I’m not sure that he had ever addressed me before; I was, after all, a lowly instructor, not even tenure track, and there would have been no reason at all for him even to know that I was there as soon enough I wouldn’t be. Yet here he was offering me a copy of his book.
Always pathetically conscious of my political standing in the department even when it was utterly irrelevant to anything in the real world, I was not going to insult this powerful man.
“Sure,” I said, “thank you.”
He handed it over, a small, thin, paperback collection. “It’s five dollars,” he informed me.
“Oh, right, of course,” I said.
“I’m going out of town,” he added. “I need the money before I go.”
Even I was savvy enough to know that Dr. John Nist didn’t need my Lincoln to stave off his starvation in a distant city. “Sure,” I said. I pulled out my wallet and was fortunate enough to have such a greenback. Who carries bills like that today? I’m lucky if I can dig up a ten; ATM’s in my town, which didn’t even exist in those days, expel only twenties.
He took the bill without comment, turned, and disappeared into his office. I never read the poems.
Later I heard that our department head, Bert, wondered whether Dr.
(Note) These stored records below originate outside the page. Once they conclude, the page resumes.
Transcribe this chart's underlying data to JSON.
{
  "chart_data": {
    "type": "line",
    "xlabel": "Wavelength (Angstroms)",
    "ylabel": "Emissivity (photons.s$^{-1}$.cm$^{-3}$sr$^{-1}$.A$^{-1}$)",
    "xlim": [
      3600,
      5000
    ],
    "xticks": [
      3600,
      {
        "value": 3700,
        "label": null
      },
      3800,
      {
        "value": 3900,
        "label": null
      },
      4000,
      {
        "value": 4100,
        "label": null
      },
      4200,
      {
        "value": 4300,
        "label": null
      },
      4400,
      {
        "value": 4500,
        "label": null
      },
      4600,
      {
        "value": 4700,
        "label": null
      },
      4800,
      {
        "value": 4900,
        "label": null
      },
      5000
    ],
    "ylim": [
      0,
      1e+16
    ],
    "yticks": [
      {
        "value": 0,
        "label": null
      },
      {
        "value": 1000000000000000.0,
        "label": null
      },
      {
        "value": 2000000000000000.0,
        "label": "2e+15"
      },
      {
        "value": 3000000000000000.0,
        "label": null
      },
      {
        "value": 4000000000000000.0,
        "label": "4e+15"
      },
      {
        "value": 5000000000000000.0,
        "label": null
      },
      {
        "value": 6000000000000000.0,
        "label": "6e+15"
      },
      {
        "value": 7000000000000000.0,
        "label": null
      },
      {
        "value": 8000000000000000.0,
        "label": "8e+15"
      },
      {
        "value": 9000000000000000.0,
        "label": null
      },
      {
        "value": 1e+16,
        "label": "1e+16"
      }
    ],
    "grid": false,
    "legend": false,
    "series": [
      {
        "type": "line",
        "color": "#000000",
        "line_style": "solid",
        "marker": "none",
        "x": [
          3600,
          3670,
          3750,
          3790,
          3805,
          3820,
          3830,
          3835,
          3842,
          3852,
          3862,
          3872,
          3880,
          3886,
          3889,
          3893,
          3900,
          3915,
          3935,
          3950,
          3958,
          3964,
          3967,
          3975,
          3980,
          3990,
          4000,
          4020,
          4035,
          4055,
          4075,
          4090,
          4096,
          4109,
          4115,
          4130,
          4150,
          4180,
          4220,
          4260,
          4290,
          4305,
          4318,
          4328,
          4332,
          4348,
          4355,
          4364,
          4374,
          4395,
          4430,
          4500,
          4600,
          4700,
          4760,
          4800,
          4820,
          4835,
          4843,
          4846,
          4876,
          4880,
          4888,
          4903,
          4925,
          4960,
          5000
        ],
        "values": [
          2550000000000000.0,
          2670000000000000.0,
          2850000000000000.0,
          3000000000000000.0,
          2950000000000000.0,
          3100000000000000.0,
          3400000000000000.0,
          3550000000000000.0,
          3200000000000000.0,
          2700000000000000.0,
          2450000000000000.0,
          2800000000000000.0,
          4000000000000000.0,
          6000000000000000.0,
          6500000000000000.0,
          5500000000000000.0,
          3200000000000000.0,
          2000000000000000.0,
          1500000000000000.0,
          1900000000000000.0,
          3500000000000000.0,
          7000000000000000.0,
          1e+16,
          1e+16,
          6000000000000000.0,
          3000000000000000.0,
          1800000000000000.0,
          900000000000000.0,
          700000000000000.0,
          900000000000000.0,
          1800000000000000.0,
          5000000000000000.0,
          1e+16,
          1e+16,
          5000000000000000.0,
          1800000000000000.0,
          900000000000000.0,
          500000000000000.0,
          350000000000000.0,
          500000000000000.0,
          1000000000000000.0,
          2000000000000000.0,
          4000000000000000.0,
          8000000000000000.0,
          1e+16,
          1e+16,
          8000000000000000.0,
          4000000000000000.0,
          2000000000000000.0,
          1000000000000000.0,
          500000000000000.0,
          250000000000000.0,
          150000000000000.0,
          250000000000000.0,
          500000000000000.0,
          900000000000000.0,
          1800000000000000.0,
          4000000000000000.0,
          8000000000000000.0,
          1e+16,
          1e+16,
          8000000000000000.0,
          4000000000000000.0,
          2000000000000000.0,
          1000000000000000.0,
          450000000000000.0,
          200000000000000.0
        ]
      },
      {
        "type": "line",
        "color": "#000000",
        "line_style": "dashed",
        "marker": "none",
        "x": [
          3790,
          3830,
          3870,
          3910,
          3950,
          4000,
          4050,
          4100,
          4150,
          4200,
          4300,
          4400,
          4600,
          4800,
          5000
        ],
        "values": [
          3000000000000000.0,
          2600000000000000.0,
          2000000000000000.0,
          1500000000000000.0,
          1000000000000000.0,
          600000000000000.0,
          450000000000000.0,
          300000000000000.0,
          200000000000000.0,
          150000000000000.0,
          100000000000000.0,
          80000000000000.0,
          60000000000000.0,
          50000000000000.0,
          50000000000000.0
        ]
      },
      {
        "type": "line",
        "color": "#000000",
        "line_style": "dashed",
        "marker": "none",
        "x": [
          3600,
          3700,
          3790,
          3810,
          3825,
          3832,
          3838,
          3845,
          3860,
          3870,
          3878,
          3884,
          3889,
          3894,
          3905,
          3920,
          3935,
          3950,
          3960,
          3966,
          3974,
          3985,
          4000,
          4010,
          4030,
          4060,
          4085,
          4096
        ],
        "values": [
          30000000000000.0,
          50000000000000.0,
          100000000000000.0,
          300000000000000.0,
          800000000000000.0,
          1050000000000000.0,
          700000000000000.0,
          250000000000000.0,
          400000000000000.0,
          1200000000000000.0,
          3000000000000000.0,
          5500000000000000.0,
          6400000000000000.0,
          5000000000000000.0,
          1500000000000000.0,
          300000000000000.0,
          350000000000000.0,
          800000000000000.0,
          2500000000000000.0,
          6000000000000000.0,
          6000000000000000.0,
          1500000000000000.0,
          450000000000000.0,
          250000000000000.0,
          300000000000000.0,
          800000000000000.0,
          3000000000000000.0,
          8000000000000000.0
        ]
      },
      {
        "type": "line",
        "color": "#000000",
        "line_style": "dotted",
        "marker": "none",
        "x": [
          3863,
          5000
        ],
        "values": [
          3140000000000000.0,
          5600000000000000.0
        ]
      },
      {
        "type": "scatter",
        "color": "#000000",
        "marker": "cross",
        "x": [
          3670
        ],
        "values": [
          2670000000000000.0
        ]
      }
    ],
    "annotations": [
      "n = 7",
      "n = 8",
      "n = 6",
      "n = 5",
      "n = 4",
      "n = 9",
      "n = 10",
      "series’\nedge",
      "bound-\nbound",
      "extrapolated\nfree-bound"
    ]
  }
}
Nist should be required to obtain a City of Auburn vendor’s license. Bert’s sense of humor surfaced seldom but was suitably dry. And for the carefully political Bert to say anything tells you that Nist wasn’t well loved by the rest of the faculty. Was he as cold with them as he was with the rest of us? Did he act superior due to his many publications? Further he probably thought he was absolutely a scholar AND an artist thus twice the personage of anyone.
Rod and I both taught summer term in the summer of 1981. If you were young and feckless like we were, and nothing better to do if you were writing anyway, why not teach a course in the summer and earn whatever that was? One summer, I played golf at least twice a week.
It was an easy term, hot of course, but you had the sense that you could practice new material over the summer, make the joke you wouldn’t in the fall, or do something daring: like teach Yeats’ “Leda and the Swan” and say “orgasm” during class. In Alabama in the late ‘70’s! It felt like revolution in the air.
But one of those carefree days, there was shocking news: John Nist had gone to Italy for the summer and had dropped dead of a heart attack. He was in his 50’s, for chrissakes.
But he didn’t come to play for the faculty softball team, so there was that.
More news: some powers that be had met virtually overnight and voted my friend Rod tenure. Suddenly he was Poet-in-Residence. Or as he liked to put it, Poet-in-Reticence. What a stunning change in fortune! Rod, slated to be cut free along with me in Spring 1982, was suddenly, as of Summer 1981, tenured. No one deserved it more.
A morning later, I stopped by the faculty break room, and there was Rod. He broke out into a big grin. “Curare,” he said. “South American poison. Looks like a heart attack and leaves no trace.”
Pretty tasteless, yes, but I LOL’ed at the time. I suppose it may have been a measure of how people felt about Nist that Rod felt like he could make such a joke and in the coffee room at that.
If the senior faculty mourned, they did it in private. It’s probably a sign of me being a self-centered 20-something, but I don’t recall much of anything made of Dr. Nist’s death.
What an odd thing! He was a really first-rate scholar. A lot of his scholarship had to do with poetry. Is that why he was so keen to be a poet, and recognized as one? I wonder if he really was any good? This obituary by an admiring student won’t enlighten us any:
http://www.oenewsletter.org/OEN/print.php/memorials/nist/Array
Finally, the really interesting point to me, why did he feel compelled to corner me, an instructor to whom he had never spoken, and coerce me into buying his book, for quite minimal cash? What was going on in his head? I can’t even speculate.